The great 21st century cornucopia.

Did you know that the average American child can name more corporate logos than common flora and fauna? “Young children are ready learners and are learning about their brand environment just about everywhere,” says T. Bettina Cornwell, a professor of marketing and sports management at the University of Michigan in this ABC News article.

“What Kids Know: McDonald’s, Toyota, Disney” details a study that found preschoolers, children ages 3-5, can often recognize brand logos before even becoming fully literate.

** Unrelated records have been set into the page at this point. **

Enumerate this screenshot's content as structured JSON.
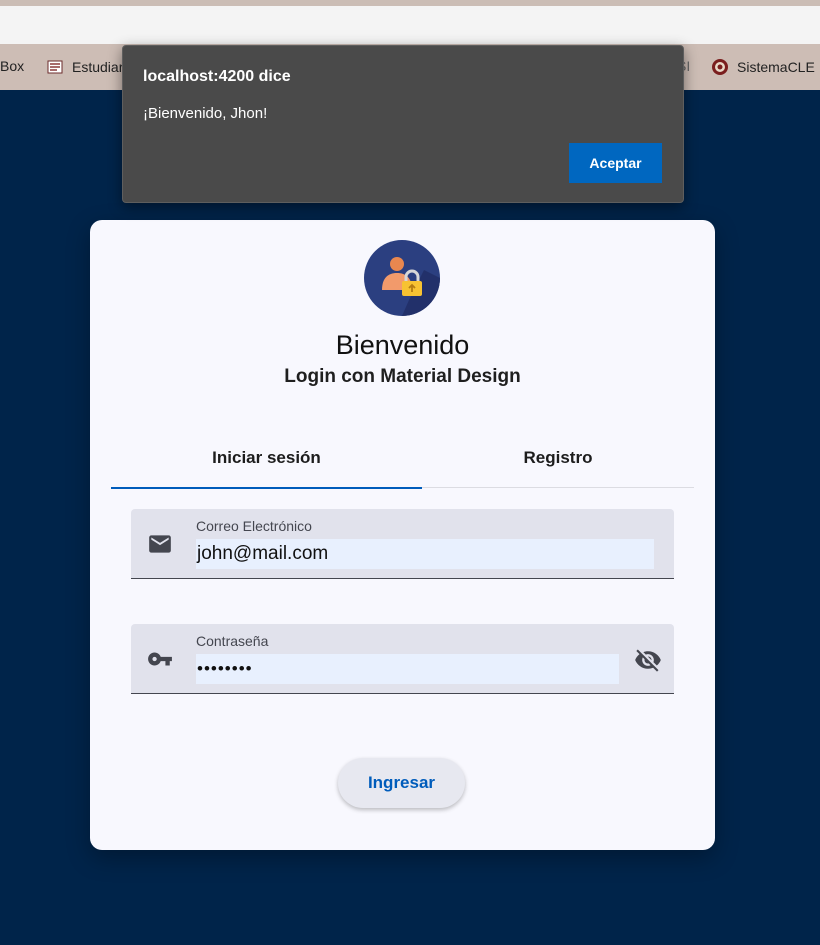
{
  "browser": {
    "bookmarks": [
      {
        "label": "Box",
        "icon": "box-icon"
      },
      {
        "label": "Estudiar",
        "icon": "estudiantes-icon"
      },
      {
        "label": "SI",
        "icon": ""
      },
      {
        "label": "SistemaCLE",
        "icon": "sistemacle-icon"
      }
    ]
  },
  "alert": {
    "title": "localhost:4200 dice",
    "message": "¡Bienvenido, Jhon!",
    "button": "Aceptar"
  },
  "login": {
    "avatar_icon": "user-lock-icon",
    "title": "Bienvenido",
    "subtitle": "Login con Material Design",
    "tabs": [
      {
        "label": "Iniciar sesión",
        "active": true
      },
      {
        "label": "Registro",
        "active": false
      }
    ],
    "email": {
      "label": "Correo Electrónico",
      "value": "john@mail.com",
      "icon": "mail-icon"
    },
    "password": {
      "label": "Contraseña",
      "value": "••••••••",
      "icon": "key-icon",
      "toggle_icon": "visibility-off-icon"
    },
    "submit": "Ingresar"
  },
  "colors": {
    "background": "#00244a",
    "primary": "#005cbb",
    "dialog": "#4a4a4a",
    "dialog_button": "#0067c0"
  }
}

You don’t have to be a trained sociologist to realize that when the average kindergartener has already logged close to 5,000 hours of TV time – and spends an average of only half an hour a day outside – they are going to have absorbed quite a bit of commercial messaging into their malleable mind.

In a poignant, prescient Adbusters piece from the same year, Mike Weilbacher writes:

“And the geographic world they wander is collapsing like a black hole into their laptops; the typical kid today roams a world only one-ninth the size a child of the ‘70s did. I wandered Long Island’s rapidly decreasing pine forests in the ‘60s, biking and hiking unthinkable distances, alone and with friends, with neither a cell phone nor a dime to make a call. Because inside our houses were the adults, and who wanted to be there? Every last child was outside, in the street, in the yard, on the corner, at the 7-Eleven.

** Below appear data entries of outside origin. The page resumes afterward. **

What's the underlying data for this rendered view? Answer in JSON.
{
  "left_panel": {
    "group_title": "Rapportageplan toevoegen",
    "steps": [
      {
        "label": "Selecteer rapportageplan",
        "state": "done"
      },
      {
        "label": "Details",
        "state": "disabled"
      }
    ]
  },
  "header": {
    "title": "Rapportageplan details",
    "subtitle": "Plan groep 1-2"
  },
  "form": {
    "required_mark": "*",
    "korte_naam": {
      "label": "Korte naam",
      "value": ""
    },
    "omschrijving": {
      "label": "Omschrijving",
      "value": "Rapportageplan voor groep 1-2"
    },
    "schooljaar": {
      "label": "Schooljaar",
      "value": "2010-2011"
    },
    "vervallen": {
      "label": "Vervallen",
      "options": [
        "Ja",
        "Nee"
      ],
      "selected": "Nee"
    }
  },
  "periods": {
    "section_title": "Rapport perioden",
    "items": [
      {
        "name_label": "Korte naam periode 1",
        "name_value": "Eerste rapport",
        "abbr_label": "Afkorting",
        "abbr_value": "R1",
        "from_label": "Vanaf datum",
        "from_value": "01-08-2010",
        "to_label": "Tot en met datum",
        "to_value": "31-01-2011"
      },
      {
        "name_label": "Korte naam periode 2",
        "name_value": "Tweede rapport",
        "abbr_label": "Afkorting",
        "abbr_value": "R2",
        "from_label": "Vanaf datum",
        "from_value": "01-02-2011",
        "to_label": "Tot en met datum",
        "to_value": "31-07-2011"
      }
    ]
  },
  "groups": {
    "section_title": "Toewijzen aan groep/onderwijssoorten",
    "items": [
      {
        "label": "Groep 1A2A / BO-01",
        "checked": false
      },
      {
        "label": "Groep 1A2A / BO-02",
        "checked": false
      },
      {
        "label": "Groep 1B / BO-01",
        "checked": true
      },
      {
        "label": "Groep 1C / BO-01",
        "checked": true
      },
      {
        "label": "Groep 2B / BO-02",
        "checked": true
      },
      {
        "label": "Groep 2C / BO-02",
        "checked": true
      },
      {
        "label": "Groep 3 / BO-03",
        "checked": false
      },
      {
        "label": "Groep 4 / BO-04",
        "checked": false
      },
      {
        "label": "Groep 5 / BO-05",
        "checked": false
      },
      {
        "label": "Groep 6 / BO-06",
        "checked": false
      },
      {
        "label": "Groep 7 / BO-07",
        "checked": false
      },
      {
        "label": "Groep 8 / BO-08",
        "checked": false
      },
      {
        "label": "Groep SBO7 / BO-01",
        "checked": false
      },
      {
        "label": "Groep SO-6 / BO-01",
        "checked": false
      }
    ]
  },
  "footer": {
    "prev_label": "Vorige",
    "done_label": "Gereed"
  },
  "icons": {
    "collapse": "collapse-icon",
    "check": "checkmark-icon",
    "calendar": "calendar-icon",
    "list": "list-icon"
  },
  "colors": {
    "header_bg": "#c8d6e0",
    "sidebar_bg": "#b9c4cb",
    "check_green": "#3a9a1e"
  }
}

But letting kids go into a forest alone today is unthinkable, heretical …This radical retreat from the great outdoors, now called ‘nature-deficit disorder,’ a phrase coined by journalist Richard Louv in his groundbreaking book Last Child in the Woods, is the greatest health catastrophe facing Western kids. Ever.”

He continues by noting the skyrocketing rates of obesity, ADD, asthma and diabetes; that enjoying an active childhood in the great outdoors is essential to proper emotional and mental development and is even tied to higher test scores later in life.

But hey, adults need the wild too. It’s call has been paved over by asphalt and concrete and drowned out by cars and cellphones and the sirens of shopping malls and the latest iPad and “making it.” Our outside time is too often relegated to our freeway commute, our scenery marred by billboards. The average person is exposed to 3,000 marketing messages a day.

You might not be fully aware of how much this consumer culture has permeated your psyche and informed your habits. That’s the thing about brainwashing – you don’t actually realize it has occurred. And it doesn’t mean we are literally programmed to unthinkingly drive through the nearest Mickey D’s just because we pass some golden arches and a redheaded clown. But we may be inspired to pay more because we recognize that Apple, or D&G, or name or shape or insigna and all the myriad connotations it carries.

You are a better student than you have realized. You have learned your lessons so well they are second nature, embedded deep into your memory. Seashells represent gas; a bell means tacos; bunny ears mean sex. Take this quiz to see if you are truly an ‘A’ student.

But of course, you know what you like. Do you prefer Colgate or Oral B toothpaste? Dawn or Joy dish soap? Tropicana or Dole juice? You might be surprised to learn they all have the same parent company, and that many products you consider green and scrappily independent are actually owned by the big-names. Burt’s Bees by Clorox, Naked Juice by Pepsi, and so forth.

It’s not all terrible. And for better or worse, it’s the way things are today. But it definitely doesn’t hurt to be a little bit more aware of the products you are incessantly being peddled — and to maybe start saying ‘no’ a little more often.